日本ビールスタッフの「気まぐれコラム」ビールがあればいつでも幸せ 日本ビールスタッフの「気まぐれコラム」ビールがあればいつでも幸せ

なぜビールなのに「発泡酒」って書いてあるの?
【ビールの定義の話】

お気に入りの輸入ビールを飲んでいるとき、ボトルの裏ラベルに「発泡酒」の文字を見つけて「えっ?」と思ったことはありませんか? おいしくビールを飲んでいると思ったら、なんとそれが発泡酒だったのですから、驚くのも無理はありません。

実はこれ、日本の法律で定められたビールの定義が、海外のものと違うことが原因なのです。日本の酒税法第3条第12号では、ビールを次のように定義しています。

次に掲げる酒類でアルコール分が二十度未満のものをいう。

 麦芽、ホップ及び水を原料として発酵させたもの

 麦芽、ホップ、水及び麦その他の政令で定める物品を原料として発酵させたもの(その原料中麦芽の重量がホップ及び水以外の原料の重量の合計の百分の五十以上のものであり、かつ、その原料中政令で定める物品の重量の合計が麦芽の重量の百分の五を超えないものに限る。)

 イ又はロに掲げる酒類にホップ又は政令で定める物品を加えて発酵させたもの(その原料中麦芽の重量がホップ及び水以外の原料の重量の合計の百分の五十以上のものであり、かつ、その原料中政令で定める物品の重量の合計が麦芽の重量の百分の五を超えないものに限る。)

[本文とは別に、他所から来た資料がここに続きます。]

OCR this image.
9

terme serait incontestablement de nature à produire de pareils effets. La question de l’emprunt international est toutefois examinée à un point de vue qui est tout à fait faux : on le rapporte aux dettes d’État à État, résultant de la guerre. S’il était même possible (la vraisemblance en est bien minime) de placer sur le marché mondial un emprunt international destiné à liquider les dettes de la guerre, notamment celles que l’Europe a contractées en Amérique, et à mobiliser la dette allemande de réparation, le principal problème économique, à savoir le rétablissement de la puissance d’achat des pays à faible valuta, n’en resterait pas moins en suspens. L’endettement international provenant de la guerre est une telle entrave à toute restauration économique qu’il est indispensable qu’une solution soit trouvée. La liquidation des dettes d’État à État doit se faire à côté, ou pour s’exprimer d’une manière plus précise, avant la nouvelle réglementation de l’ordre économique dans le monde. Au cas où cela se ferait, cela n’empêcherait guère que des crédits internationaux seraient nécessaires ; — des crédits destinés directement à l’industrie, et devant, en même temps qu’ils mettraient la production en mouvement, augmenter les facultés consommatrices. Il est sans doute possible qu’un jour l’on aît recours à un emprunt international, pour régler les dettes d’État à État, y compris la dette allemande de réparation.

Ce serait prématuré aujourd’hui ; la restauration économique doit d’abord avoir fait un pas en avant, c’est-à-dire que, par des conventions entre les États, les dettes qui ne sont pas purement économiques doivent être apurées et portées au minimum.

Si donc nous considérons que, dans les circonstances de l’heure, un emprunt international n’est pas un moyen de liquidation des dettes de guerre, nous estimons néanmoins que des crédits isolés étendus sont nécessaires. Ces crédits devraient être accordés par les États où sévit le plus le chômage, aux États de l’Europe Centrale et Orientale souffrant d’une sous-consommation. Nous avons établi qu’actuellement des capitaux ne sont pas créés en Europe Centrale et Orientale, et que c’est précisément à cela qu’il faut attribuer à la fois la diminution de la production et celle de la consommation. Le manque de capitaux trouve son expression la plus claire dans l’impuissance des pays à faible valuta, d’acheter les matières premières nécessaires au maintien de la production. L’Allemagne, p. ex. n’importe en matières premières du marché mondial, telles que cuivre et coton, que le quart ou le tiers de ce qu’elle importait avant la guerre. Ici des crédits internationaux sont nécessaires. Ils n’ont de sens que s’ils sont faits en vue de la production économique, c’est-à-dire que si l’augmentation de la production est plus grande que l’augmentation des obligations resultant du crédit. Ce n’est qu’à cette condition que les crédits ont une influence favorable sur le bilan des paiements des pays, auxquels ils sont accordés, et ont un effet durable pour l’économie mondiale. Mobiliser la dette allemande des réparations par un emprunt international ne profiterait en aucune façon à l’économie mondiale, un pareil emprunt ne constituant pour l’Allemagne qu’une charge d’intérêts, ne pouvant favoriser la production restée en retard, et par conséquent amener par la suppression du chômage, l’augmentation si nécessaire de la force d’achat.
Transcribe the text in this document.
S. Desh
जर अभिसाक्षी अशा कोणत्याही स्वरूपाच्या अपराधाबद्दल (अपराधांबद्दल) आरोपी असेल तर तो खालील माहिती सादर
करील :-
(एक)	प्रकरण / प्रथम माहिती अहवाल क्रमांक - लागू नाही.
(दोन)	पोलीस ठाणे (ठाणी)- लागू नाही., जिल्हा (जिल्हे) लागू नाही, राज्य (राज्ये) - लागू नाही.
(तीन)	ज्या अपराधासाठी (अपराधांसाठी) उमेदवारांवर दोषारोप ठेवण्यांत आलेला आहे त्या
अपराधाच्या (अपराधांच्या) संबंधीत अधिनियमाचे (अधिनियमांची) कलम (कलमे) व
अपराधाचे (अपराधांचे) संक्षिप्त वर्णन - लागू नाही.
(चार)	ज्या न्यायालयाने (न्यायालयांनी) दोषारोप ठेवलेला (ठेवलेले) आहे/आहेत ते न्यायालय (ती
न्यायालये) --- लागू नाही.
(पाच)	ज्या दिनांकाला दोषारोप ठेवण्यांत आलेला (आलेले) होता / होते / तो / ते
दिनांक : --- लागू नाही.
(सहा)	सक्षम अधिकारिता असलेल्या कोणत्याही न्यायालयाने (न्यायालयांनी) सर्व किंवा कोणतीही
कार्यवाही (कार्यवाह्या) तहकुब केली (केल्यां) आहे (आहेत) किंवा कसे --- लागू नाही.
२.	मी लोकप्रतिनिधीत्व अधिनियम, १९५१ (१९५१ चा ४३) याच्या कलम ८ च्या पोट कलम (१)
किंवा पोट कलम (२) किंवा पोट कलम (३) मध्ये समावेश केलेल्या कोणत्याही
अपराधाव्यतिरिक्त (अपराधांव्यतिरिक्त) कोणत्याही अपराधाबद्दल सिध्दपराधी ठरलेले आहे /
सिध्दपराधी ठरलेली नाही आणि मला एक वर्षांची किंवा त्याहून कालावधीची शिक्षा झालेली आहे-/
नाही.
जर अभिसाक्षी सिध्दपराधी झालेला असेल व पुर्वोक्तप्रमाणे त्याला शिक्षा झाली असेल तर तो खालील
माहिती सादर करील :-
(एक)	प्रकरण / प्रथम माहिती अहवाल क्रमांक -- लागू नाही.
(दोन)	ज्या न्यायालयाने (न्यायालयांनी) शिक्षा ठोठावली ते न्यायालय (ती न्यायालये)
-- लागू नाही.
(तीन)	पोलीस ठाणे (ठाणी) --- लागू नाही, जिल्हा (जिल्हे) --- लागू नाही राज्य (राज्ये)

その他の政令で定める物品とは、いわゆる副原料のことで、麦、米、とうもろこし、こうりやん、ばれいしよ、でんぷん、糖類などがそれにあたります。さらに2018年の酒税法改正で、これまで使用できなかった果実、果汁、香辛料などの副原料も、麦芽の重量の5%の範囲内であれば使用できるようになりました。

ちょっとややこしい話になってしまいましたが、簡単に言えば、麦芽比率が50%以上、副原料は決められたものを規定量だけ使用するなら「ビール」、この定義から外れてしまったものは「発泡酒」となるのです。

ですから、原料に小麦麦芽やコリアンダー、オレンジピールなどを使っている「ホワイト」、果実と一緒に熟成させる「ランビック」などは、日本の法律上は「発泡酒」になってしまうのです。

ただし表示が「発泡酒」でも、麦芽比率が50%以上であれば、酒税はビールと同じで高くなっています。麦芽比率を50%未満に抑えた酒税の安い「節税型発泡酒」とはちょっと違うことも、頭に入れておいてください。

とはいえ「ホワイト」や「ランビック」は、生産国ではれっきとしたビールなので「え、発泡酒?」などと色眼鏡で見ることなく、おいしく味わってください。